Democratizar a mídia não está na pauta

Um aspecto chamativo envolvendo os candidatos oriundos da RBS é a baixa problematização de questões relacionadas com o funcionamento das grandes mídias e a necessidade de um marco regulatório para o setor. André Machado, que tenta eleger-se deputado federal pelo PCdoB, é uma exceção: em sua campanha, o ex-repórter e apresentador da Rádio Gaúcha vem abordando a necessidade de uma reforma da mídia, combatendo a concentração e defendendo a pluralidade de veículos de comunicação.

Outros candidatos, porém, tratam pouco ou quase nada da temática. Ana Amélia Lemos, por exemplo, considera "inaceitável" a proposta da executiva do PT de uma regulação econômica da mídia, que a presidenta e candidata à reeleição Dilma Rousseff voltou a discutir em maio deste ano. "Por mais que se diga que não é, é interferir sobre o conteúdo da comunicação", disse Ana Amélia em entrevista à revista Época. A pressão de veículos de imprensa fez com que a iniciativa fosse removida do programa de governo de Dilma.

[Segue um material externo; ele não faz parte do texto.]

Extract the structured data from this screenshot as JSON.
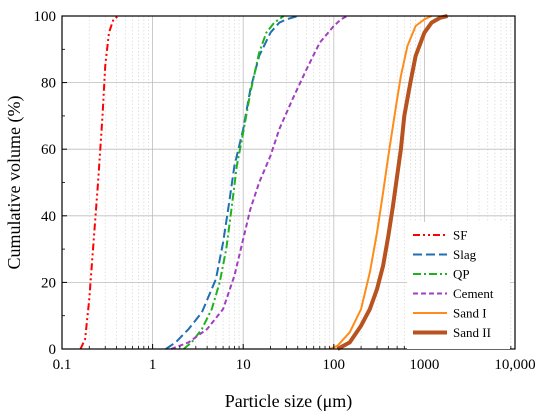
{
  "chart_data": {
    "type": "line",
    "xlabel": "Particle size (μm)",
    "ylabel": "Cumulative volume (%)",
    "x_scale": "log",
    "xlim": [
      0.1,
      10000
    ],
    "ylim": [
      0,
      100
    ],
    "x_ticks": [
      0.1,
      1,
      10,
      100,
      1000,
      10000
    ],
    "x_tick_labels": [
      "0.1",
      "1",
      "10",
      "100",
      "1000",
      "10,000"
    ],
    "y_ticks": [
      0,
      20,
      40,
      60,
      80,
      100
    ],
    "y_tick_labels": [
      "0",
      "20",
      "40",
      "60",
      "80",
      "100"
    ],
    "grid": true,
    "minor_grid": true,
    "legend_position": "bottom-right",
    "series": [
      {
        "name": "SF",
        "color": "#ff0000",
        "style": "dash-dot-dot",
        "width": 2,
        "points": [
          [
            0.16,
            0
          ],
          [
            0.18,
            3
          ],
          [
            0.2,
            15
          ],
          [
            0.22,
            30
          ],
          [
            0.25,
            50
          ],
          [
            0.28,
            70
          ],
          [
            0.3,
            85
          ],
          [
            0.33,
            95
          ],
          [
            0.37,
            99
          ],
          [
            0.42,
            100
          ]
        ]
      },
      {
        "name": "Slag",
        "color": "#1f6fb2",
        "style": "long-dash",
        "width": 2,
        "points": [
          [
            1.4,
            0
          ],
          [
            1.8,
            2
          ],
          [
            2.5,
            6
          ],
          [
            3.5,
            11
          ],
          [
            5,
            21
          ],
          [
            6,
            32
          ],
          [
            7,
            44
          ],
          [
            8,
            55
          ],
          [
            10,
            66
          ],
          [
            12,
            78
          ],
          [
            15,
            88
          ],
          [
            20,
            95
          ],
          [
            25,
            98
          ],
          [
            30,
            99
          ],
          [
            40,
            100
          ]
        ]
      },
      {
        "name": "QP",
        "color": "#1eb31e",
        "style": "dash-dot",
        "width": 2,
        "points": [
          [
            2.2,
            0
          ],
          [
            2.7,
            2
          ],
          [
            3.5,
            6
          ],
          [
            4.5,
            12
          ],
          [
            5.5,
            20
          ],
          [
            6.5,
            30
          ],
          [
            7.5,
            43
          ],
          [
            8.5,
            55
          ],
          [
            10,
            65
          ],
          [
            12,
            77
          ],
          [
            15,
            89
          ],
          [
            18,
            95
          ],
          [
            22,
            98
          ],
          [
            28,
            100
          ]
        ]
      },
      {
        "name": "Cement",
        "color": "#a040c0",
        "style": "dashed",
        "width": 2,
        "points": [
          [
            1.6,
            0
          ],
          [
            2.5,
            2
          ],
          [
            4,
            6
          ],
          [
            6,
            12
          ],
          [
            8,
            22
          ],
          [
            10,
            33
          ],
          [
            12,
            42
          ],
          [
            15,
            50
          ],
          [
            20,
            58
          ],
          [
            25,
            66
          ],
          [
            35,
            75
          ],
          [
            50,
            84
          ],
          [
            70,
            92
          ],
          [
            100,
            97
          ],
          [
            120,
            99
          ],
          [
            140,
            100
          ]
        ]
      },
      {
        "name": "Sand I",
        "color": "#ff8c1a",
        "style": "solid",
        "width": 2,
        "points": [
          [
            90,
            0
          ],
          [
            110,
            1
          ],
          [
            150,
            5
          ],
          [
            200,
            12
          ],
          [
            250,
            23
          ],
          [
            300,
            35
          ],
          [
            350,
            47
          ],
          [
            400,
            58
          ],
          [
            480,
            72
          ],
          [
            550,
            82
          ],
          [
            650,
            91
          ],
          [
            800,
            97
          ],
          [
            1000,
            99
          ],
          [
            1200,
            100
          ]
        ]
      },
      {
        "name": "Sand II",
        "color": "#b8531f",
        "style": "solid",
        "width": 4,
        "points": [
          [
            110,
            0
          ],
          [
            150,
            2
          ],
          [
            200,
            7
          ],
          [
            250,
            12
          ],
          [
            300,
            18
          ],
          [
            350,
            25
          ],
          [
            400,
            34
          ],
          [
            450,
            43
          ],
          [
            500,
            52
          ],
          [
            550,
            60
          ],
          [
            600,
            70
          ],
          [
            700,
            80
          ],
          [
            800,
            88
          ],
          [
            1000,
            95
          ],
          [
            1200,
            98
          ],
          [
            1500,
            99.5
          ],
          [
            1800,
            100
          ]
        ]
      }
    ]
  }
}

"Ser comunicador não define a priori um discurso homogêneo", acrescenta Rafael Madeira, da PUC-RS. "André Machado é de um partido da base tanto de Tarso Genro quanto de Dilma Rousseff, ou seja, tem uma vinculação de esquerda. E o marco regulatório da mídia é uma bandeira de esquerda. Outros candidatos, mesmo que também jornalistas, estão do outro lado do espectro político e não problematizam essa questão. No caso, o partido acaba sendo um indicativo até mais importante do que a proximidade profissional", pondera.
Candidatos vindos da RBS lideram disputa no RS

A verdade é que os ex-funcionários da RBS são figuras de forte aceitação junto ao eleitorado. Ana Amélia Lemos lidera as pesquisas eleitorais no Rio Grande do Sul, com até dez pontos de vantagem sobre o governador. Lasier Martins também lidera a corrida ao Senado, ainda que em empate técnico com o candidato petista, Olívio Dutra.

A forte viabilidade eleitoral desses candidatos influencia as campanhas políticas, opina Celso Schröder, da Fenaj. "Surgem os candidatos com nariz vermelho, com frases chamativas... Tentam constituir em um tempo pequeno o que esses candidatos (vindos de veículos de imprensa) fizeram a vida inteira. Até os representantes de movimentos sociais acabam incorporando essa tendência", diz.

Rafael Madeira, da PUC-RS, complementa. "Um político tradicional leva décadas para construir um eleitorado, para consolidar-se no conhecimento do eleitor. Quem está na mídia - seja como jornalista, como um artista ou ex-jogador de futebol - já começa conhecido, e muitas vezes em postos já avançados. Mas essa ausência de histórico orgânico com a sigla muitas vezes acaba gerando instabilidade na relação partidária."